# Hallo Teichfreunde



## Versch (29. Mai 2008)

Ich bin das erste mal im Forum und auch neuer Teichbesitzer.

Ich habe mir einen Teich auf dem Balkon gebaut und sind sehr stolz darauf.
Es ist richtig entspannend bis spät Abends am Teich sitzen zu können.

Vielleicht gefällt Euch auch mein Teich.

Werde öfters mal vorbei schauen.



Foto 

Foto 

Foto


----------



## Christine (29. Mai 2008)

*AW: Hallo Teichfreunde*

Hallo - oh keine Name  

:Willkommen - hier bist Du auf jeden Fall richtig!

Ein sehr schöner Mini. Magst Du etwa mehr über die Konstruktion erzählen?
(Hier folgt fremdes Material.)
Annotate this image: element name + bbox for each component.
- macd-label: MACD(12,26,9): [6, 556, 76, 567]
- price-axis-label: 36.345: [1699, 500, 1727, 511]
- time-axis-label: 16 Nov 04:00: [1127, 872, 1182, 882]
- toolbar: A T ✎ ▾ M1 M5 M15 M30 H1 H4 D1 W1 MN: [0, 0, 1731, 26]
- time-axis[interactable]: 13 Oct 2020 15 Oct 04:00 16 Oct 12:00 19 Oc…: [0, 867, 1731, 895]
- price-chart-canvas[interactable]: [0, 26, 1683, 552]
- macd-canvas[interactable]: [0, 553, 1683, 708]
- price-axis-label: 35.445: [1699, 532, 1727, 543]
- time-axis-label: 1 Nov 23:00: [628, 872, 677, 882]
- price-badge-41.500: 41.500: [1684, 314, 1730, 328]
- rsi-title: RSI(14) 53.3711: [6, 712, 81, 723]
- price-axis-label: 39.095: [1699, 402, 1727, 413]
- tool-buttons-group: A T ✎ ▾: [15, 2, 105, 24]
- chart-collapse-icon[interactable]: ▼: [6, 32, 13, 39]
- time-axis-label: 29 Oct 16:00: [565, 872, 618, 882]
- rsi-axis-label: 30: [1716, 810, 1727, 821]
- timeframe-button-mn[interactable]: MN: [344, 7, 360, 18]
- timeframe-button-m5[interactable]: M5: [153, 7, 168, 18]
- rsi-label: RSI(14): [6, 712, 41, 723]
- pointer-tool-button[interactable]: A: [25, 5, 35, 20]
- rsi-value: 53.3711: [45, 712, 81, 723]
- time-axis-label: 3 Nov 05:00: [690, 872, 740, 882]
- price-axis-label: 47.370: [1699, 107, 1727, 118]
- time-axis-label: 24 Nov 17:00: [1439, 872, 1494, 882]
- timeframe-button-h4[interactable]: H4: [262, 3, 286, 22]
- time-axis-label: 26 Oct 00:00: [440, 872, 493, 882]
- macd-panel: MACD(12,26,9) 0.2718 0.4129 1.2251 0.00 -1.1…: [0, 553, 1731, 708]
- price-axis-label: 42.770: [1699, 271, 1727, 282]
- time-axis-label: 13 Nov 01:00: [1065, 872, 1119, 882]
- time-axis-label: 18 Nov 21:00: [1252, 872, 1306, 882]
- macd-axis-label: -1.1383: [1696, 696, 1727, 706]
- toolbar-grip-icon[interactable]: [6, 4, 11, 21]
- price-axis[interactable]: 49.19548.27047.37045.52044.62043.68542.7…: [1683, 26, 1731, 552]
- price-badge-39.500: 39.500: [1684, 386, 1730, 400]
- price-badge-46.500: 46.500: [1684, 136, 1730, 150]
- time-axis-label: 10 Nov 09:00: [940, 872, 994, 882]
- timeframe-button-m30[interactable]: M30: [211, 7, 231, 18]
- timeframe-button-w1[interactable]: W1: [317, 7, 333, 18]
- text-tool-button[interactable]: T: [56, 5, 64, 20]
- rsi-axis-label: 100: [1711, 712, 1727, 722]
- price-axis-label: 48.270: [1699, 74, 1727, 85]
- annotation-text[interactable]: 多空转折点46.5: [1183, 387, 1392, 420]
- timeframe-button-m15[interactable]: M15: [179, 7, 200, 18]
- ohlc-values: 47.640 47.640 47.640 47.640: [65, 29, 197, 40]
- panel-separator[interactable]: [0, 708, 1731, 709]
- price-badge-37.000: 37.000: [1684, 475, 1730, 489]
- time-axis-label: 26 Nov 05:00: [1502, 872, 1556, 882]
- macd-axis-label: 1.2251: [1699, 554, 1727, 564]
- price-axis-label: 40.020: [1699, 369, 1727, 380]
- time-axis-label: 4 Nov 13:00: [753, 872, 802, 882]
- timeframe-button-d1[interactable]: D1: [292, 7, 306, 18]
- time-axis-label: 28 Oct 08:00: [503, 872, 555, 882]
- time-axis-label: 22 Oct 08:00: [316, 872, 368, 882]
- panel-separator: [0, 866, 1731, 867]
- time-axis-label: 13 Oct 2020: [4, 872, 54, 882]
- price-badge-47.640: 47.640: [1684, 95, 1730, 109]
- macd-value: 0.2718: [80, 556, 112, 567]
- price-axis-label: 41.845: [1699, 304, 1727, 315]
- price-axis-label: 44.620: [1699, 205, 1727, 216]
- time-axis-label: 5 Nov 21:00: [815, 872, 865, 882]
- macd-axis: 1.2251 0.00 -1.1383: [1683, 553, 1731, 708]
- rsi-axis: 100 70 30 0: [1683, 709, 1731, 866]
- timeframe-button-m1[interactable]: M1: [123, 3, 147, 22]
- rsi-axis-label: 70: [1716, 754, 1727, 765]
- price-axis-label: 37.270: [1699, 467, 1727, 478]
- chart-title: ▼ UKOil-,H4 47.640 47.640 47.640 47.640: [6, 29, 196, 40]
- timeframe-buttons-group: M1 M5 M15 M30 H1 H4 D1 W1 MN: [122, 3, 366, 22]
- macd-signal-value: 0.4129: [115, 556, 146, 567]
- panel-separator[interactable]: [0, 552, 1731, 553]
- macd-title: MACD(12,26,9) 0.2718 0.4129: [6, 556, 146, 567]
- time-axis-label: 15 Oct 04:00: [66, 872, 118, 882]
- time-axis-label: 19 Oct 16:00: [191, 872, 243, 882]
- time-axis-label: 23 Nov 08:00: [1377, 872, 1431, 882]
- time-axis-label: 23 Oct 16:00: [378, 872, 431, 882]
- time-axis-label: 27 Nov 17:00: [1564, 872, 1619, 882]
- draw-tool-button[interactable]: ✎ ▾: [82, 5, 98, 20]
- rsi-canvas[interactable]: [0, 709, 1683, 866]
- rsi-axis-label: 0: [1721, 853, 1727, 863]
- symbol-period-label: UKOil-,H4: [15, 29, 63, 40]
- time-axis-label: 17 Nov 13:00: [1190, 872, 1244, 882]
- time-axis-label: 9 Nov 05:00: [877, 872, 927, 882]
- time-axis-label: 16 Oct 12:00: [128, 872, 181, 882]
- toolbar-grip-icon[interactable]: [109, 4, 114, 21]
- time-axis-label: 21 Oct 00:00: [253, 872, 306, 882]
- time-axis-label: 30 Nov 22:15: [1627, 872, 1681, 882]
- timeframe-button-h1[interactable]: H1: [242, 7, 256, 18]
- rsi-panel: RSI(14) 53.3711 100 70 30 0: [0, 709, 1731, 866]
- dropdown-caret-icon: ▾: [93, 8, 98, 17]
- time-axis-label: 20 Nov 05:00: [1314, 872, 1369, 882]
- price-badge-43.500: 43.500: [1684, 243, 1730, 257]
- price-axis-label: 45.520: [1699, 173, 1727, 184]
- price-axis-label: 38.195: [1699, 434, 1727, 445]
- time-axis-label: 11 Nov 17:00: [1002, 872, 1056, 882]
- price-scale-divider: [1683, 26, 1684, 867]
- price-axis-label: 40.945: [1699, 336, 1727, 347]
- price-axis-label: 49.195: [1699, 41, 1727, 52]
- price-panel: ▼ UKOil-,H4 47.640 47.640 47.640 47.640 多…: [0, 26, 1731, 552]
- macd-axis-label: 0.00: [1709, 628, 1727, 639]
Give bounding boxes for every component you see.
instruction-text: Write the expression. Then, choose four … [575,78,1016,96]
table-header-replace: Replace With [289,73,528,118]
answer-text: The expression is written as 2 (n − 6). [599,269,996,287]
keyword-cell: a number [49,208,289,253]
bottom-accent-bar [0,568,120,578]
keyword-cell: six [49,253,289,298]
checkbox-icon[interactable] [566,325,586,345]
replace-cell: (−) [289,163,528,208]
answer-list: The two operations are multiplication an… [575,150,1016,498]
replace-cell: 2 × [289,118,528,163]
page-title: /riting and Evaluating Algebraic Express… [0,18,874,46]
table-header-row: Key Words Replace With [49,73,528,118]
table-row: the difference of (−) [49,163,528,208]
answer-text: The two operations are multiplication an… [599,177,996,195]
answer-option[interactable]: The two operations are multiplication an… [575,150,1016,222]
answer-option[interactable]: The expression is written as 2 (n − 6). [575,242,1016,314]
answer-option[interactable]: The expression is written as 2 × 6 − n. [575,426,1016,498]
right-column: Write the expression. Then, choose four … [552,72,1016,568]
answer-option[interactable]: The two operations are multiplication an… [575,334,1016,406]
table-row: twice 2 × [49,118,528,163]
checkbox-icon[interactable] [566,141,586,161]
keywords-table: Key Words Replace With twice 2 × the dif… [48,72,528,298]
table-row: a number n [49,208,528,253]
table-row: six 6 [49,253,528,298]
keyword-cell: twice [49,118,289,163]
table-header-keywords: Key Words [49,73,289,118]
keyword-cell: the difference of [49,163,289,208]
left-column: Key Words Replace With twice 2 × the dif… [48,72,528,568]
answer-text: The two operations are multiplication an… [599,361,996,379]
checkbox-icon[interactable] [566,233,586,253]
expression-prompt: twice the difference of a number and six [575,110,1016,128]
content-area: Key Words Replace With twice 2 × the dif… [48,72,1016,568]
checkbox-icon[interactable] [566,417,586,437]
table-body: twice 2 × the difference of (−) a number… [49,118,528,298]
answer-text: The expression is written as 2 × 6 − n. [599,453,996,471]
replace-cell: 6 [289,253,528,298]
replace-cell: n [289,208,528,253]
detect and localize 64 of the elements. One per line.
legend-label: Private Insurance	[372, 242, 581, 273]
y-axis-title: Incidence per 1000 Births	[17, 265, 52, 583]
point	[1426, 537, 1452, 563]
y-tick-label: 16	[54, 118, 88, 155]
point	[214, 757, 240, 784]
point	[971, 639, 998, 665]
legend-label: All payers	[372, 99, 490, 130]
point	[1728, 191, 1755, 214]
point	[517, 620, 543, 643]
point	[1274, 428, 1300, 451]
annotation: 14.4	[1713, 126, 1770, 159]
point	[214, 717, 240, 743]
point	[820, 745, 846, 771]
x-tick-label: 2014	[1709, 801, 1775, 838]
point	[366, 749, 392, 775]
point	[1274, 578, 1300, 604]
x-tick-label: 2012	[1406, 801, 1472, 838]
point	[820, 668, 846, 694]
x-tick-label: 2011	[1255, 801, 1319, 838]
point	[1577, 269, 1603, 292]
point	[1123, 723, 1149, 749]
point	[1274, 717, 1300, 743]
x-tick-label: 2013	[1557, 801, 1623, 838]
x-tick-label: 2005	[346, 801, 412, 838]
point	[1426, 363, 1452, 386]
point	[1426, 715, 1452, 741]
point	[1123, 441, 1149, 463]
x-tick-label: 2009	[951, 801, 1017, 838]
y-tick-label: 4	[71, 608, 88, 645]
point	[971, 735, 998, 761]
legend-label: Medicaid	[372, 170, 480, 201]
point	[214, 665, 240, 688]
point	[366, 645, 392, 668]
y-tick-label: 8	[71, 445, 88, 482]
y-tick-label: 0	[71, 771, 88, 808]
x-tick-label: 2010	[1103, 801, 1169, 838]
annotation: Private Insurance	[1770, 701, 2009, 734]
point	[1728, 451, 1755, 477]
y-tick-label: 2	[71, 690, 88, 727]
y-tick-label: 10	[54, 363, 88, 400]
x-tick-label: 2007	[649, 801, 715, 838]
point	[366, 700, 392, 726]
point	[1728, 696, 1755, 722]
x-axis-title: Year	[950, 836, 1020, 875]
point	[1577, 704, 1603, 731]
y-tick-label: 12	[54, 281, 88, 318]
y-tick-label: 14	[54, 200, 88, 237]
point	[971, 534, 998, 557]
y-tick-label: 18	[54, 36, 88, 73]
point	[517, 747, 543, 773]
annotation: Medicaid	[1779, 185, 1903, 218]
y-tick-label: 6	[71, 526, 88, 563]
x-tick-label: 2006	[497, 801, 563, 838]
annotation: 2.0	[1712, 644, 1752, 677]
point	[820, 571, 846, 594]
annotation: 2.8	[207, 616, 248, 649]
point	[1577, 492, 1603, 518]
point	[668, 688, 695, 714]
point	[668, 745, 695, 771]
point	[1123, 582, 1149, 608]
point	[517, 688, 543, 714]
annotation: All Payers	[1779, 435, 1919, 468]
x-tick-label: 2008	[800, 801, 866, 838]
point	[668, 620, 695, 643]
Und guck mal in unsere Rubrik "Miniteiche" - dann siehst Du: Bei uns bist Du in bester Gesellschaft!


----------



## Psycho-21 (29. Mai 2008)

*AW: Hallo Teichfreunde*

Hi und :willkommen hier im besten Teichforum!!!! Einen schönen Teich hast du da gefällt mir gut! Viel Spass hier


----------



## Versch (30. Mai 2008)

*AW: Hallo Teichfreunde*

Hallo Christine, 

schön dass mein Teich Dir gefällt.

Zur Konstruktion ist zu sagen, dass der Teich aus zwei Becken besteht. Hierfür habe ich ein großes geschlossenes 200l Kunststofffass fast in der Mitte durchgetrennt.
Um beide Fasshälften, habe ich dann eine Holzkonstruktion gebaut damit die Fasshälften dicht beieinander bleiben. Auf der hinteren Seite der Holzkonstruktion, habe ich dann auch aus Holz eine Unterkonstruktion für den Bachlauf aufgebaut. 
Anschließend wurden die beiden Fasshälften mit Folie ausgekleidet. Auch die Unterkonstruktion für den Bachlauf habe ich mit Teichfolie ausgekleidet. 
Ich habe mir eine Teich pumpe besorgt, welche einen Springbrunnen und einen Abgang für einen Wasserlauf hat. Den Schlauch habe ich dann hinter der Folie versteckt und zum Wasserlauf geleitet. 
Den Wasserlauf habe ich dann mit Mörtel und Steinen ausgemauert.

Erst mal bis hierher die Infos.

Bin gerne für mehr Infos bereit.

Friedhelm


----------